B) How many files are created on this process?
## 4.2 Hisat2
To map the reads to the genome we need to run hisat2. Take a quick look to hisat2's description
`hisat2 --help`
**Exercise 4.2.1**
Run hisat2 for the smallest file, located at FASTQ folder using 7 proccesors. Save the results inside a folder named `hisat2` (create it before using `mkdir`) and save the results using the right extension (`.sam`).
hint: use `hisat2 --help` and look for -p -U -x flags and the end of the command use `>` to save the resuls to a file.
## 4.3 Samtools
The output of hisat2 is a SAM file, which is a plain text file that has the alignment information. As they tend to be very large, is not a good idea to store them forever. BAM files are the binary form of SAM files, which means their information is much more compressed, which make them easier to store them, but also enable quicker processing of their data.

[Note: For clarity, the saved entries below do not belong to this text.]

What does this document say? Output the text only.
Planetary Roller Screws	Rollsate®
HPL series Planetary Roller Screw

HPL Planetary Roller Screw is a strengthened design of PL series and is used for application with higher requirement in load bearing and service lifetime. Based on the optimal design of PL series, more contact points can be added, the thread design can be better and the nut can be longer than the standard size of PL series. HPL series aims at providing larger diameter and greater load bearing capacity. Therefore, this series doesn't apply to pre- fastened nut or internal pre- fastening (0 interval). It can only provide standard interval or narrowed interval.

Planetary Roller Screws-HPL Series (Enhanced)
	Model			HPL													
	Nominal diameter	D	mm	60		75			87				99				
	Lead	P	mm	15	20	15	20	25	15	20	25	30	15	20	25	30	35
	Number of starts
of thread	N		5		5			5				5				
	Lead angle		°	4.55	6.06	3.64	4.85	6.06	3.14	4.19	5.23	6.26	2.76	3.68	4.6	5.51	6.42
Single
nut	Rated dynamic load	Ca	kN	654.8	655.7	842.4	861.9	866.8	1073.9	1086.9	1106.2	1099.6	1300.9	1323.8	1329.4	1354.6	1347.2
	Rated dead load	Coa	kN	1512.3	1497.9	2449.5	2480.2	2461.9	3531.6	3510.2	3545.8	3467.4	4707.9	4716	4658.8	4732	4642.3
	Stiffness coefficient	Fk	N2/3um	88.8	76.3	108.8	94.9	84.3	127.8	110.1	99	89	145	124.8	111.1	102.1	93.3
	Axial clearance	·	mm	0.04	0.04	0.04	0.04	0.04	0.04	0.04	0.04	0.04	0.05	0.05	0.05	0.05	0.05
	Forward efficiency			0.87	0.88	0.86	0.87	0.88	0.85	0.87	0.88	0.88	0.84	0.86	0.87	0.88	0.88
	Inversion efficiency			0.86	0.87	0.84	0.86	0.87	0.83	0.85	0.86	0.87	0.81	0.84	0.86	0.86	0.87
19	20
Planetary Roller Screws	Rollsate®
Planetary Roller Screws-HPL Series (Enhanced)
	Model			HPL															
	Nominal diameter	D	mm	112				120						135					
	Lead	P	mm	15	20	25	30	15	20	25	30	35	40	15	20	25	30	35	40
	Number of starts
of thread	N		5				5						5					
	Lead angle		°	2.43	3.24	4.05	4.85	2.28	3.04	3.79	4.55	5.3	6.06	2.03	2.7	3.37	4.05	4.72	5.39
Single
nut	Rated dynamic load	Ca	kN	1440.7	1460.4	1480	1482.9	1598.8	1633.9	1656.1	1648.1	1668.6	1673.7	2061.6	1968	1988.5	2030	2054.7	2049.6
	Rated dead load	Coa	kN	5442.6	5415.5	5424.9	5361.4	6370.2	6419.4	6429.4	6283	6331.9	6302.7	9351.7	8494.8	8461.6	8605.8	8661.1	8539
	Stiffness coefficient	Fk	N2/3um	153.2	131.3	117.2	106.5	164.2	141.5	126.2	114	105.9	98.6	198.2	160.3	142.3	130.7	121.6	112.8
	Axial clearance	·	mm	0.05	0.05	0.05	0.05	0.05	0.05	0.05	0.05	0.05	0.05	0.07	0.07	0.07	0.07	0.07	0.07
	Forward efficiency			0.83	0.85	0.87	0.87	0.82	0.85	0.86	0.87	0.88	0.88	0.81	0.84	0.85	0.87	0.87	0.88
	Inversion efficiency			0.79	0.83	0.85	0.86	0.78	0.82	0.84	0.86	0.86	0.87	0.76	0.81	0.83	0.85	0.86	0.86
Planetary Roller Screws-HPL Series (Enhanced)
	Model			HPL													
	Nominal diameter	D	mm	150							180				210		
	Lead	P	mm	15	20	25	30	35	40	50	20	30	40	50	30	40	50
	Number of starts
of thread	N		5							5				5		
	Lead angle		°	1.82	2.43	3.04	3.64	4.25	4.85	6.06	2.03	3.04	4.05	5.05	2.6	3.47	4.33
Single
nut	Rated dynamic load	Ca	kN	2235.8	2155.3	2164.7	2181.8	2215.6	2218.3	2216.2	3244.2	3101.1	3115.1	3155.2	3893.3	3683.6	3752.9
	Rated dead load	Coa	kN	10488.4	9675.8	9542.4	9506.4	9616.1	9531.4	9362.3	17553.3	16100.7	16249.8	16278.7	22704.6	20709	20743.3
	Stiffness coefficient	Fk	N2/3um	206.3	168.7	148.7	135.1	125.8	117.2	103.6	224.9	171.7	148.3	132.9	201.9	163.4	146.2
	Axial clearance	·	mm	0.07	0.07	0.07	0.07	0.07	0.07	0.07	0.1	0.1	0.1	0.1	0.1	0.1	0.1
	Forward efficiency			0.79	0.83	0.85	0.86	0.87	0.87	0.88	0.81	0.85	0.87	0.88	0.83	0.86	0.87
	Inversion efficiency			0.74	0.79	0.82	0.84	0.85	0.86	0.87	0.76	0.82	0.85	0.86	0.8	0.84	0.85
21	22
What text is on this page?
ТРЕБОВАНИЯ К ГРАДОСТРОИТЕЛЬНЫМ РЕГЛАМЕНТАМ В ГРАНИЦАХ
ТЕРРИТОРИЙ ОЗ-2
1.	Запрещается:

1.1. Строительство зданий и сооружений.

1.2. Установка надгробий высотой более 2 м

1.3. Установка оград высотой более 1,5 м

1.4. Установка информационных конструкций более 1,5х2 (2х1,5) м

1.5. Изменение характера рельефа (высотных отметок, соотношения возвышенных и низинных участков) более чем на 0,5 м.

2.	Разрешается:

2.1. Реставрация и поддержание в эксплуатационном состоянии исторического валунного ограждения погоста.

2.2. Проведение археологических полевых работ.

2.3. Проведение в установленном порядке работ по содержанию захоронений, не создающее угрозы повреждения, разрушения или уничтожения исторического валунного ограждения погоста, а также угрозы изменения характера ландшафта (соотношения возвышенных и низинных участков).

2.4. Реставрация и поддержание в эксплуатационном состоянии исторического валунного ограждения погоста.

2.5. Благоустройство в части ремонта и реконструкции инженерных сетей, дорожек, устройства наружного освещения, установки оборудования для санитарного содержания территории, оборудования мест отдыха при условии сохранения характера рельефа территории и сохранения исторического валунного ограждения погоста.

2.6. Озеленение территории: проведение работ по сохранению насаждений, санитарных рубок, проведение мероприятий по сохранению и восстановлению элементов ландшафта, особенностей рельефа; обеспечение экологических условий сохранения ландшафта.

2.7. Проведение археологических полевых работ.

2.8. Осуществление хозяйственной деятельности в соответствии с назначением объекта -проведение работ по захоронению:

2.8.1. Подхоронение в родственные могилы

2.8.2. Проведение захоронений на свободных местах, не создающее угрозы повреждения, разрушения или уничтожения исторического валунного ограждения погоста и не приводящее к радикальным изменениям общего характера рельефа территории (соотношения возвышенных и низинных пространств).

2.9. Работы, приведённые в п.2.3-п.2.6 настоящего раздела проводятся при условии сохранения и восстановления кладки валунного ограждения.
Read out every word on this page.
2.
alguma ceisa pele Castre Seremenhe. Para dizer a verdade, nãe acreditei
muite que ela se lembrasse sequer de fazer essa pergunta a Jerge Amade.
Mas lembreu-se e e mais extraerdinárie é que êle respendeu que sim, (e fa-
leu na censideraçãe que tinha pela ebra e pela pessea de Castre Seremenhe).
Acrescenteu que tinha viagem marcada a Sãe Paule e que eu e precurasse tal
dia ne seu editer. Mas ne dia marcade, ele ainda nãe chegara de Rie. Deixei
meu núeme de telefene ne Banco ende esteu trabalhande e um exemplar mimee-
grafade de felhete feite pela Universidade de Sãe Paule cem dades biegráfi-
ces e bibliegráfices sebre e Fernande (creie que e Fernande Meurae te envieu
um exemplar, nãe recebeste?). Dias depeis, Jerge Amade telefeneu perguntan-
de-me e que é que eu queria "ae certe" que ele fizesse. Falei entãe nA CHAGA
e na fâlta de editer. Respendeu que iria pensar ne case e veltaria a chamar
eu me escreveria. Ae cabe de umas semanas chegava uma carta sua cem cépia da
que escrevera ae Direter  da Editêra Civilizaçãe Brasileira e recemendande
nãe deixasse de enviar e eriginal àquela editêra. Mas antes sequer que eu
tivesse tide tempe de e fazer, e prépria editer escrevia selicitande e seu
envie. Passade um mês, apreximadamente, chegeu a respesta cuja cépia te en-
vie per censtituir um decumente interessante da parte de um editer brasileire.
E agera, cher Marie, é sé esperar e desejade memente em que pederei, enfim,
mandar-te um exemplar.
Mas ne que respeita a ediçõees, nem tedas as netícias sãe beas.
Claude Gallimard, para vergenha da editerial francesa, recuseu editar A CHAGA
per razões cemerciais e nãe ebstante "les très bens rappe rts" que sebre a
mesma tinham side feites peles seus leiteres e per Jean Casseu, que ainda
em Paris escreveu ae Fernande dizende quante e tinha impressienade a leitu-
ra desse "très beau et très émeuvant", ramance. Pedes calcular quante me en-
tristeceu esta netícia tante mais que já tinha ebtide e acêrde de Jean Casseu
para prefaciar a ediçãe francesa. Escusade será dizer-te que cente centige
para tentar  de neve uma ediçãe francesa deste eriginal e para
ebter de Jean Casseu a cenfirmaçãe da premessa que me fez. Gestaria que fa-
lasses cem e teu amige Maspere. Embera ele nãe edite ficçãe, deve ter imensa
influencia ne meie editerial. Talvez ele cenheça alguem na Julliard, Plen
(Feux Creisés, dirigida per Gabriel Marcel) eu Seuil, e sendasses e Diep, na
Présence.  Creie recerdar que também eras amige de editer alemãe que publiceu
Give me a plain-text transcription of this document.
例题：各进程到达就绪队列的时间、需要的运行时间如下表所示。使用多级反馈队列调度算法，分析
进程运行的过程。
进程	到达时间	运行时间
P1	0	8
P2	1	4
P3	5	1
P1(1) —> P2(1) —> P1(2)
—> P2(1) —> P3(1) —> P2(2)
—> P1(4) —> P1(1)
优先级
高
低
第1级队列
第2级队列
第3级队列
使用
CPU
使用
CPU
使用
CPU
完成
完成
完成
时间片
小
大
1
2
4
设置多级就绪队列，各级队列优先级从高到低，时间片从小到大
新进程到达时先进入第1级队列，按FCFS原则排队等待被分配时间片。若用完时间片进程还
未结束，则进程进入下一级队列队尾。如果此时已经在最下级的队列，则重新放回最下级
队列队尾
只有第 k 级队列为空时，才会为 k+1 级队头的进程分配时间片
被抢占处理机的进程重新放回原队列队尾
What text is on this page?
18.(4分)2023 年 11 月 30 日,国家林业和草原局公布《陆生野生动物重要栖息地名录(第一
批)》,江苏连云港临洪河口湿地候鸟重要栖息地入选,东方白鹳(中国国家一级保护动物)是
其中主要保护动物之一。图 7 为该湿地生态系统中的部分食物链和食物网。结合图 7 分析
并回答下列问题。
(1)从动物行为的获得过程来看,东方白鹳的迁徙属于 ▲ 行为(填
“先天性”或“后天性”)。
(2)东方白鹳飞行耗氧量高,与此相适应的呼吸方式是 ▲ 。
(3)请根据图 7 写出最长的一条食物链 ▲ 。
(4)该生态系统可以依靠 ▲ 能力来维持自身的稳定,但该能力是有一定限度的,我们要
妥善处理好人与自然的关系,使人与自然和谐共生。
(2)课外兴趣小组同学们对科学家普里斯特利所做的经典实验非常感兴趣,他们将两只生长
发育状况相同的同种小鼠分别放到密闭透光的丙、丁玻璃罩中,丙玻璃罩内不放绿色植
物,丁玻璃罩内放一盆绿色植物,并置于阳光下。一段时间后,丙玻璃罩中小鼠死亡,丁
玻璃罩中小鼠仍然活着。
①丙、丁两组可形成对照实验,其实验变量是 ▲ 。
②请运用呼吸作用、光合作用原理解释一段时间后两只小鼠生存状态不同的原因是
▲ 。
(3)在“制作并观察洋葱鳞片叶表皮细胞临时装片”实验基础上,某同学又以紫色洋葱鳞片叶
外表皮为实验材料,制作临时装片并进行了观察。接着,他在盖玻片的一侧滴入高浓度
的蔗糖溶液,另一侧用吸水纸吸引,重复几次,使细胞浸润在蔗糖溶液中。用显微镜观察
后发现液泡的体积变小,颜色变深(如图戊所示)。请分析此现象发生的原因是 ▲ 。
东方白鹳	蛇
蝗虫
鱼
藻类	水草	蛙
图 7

We can transform from SAM to BAM following this general formula:
`samtools view -b sample.sam > sample.bam`
Where `sample` is just a generic name to reffer to our samples.
**Exercise 4.3.1**
Get a BAM file from the SAM file you just generated.
## 4.4 Visualise BAM files
BAMs can be used for different downstream analyses. But most of them require the BAM files to be `sorted`. When a BAM file is sorted, the alignments are ordered by the position they map to. BAM files can be sorted using `samtools sort` and following this formula:
`samtools sort sample.bam -o sample.sorted.bam`
To visualise a BAM's alignment, we need to index it first. Which can be made with `samtools index`:
`samtools index sample.sorted.bam`
**Exercise 4.4.1**
A) Sort and Index your BAM file.
B) Open IGV, load D. melanogaster's genome (dm6) and load the sorted bamfile.
**IGV help**
*Load the reference genome*. On the top menu bar find the genomes dropdown (top-left) and then find `D. melanogaster` assembly dm6. You might need to click on ‘More...’ to see a list of available genomes.
*Load the BAM file*. On the top menu bar go to ‘File –> Load from File...’ and select the sorted BAM file you have created on the previous step.
Zoom in into a particular gene to see the read alignments.
## 4.5 FeatureCounts
To count the number of reads we will use FeatureCounts, which uses a gene annotation file (GTF) to process the genomic intervals of every gene and count all the reads that map to the exonic regions.
**Exercise 4.2.2**
Run featureCounts providing the transcript annotation and the same file you produced with hisat2. To do this, read the featureCount help manual and find the rights flags run featureCounts (hint: read the `Required arguments` section).
**Exercise 4.2.2**
Find the gene with the highest number of counts. Can we say this gene is the one with higher expression levels on this sample?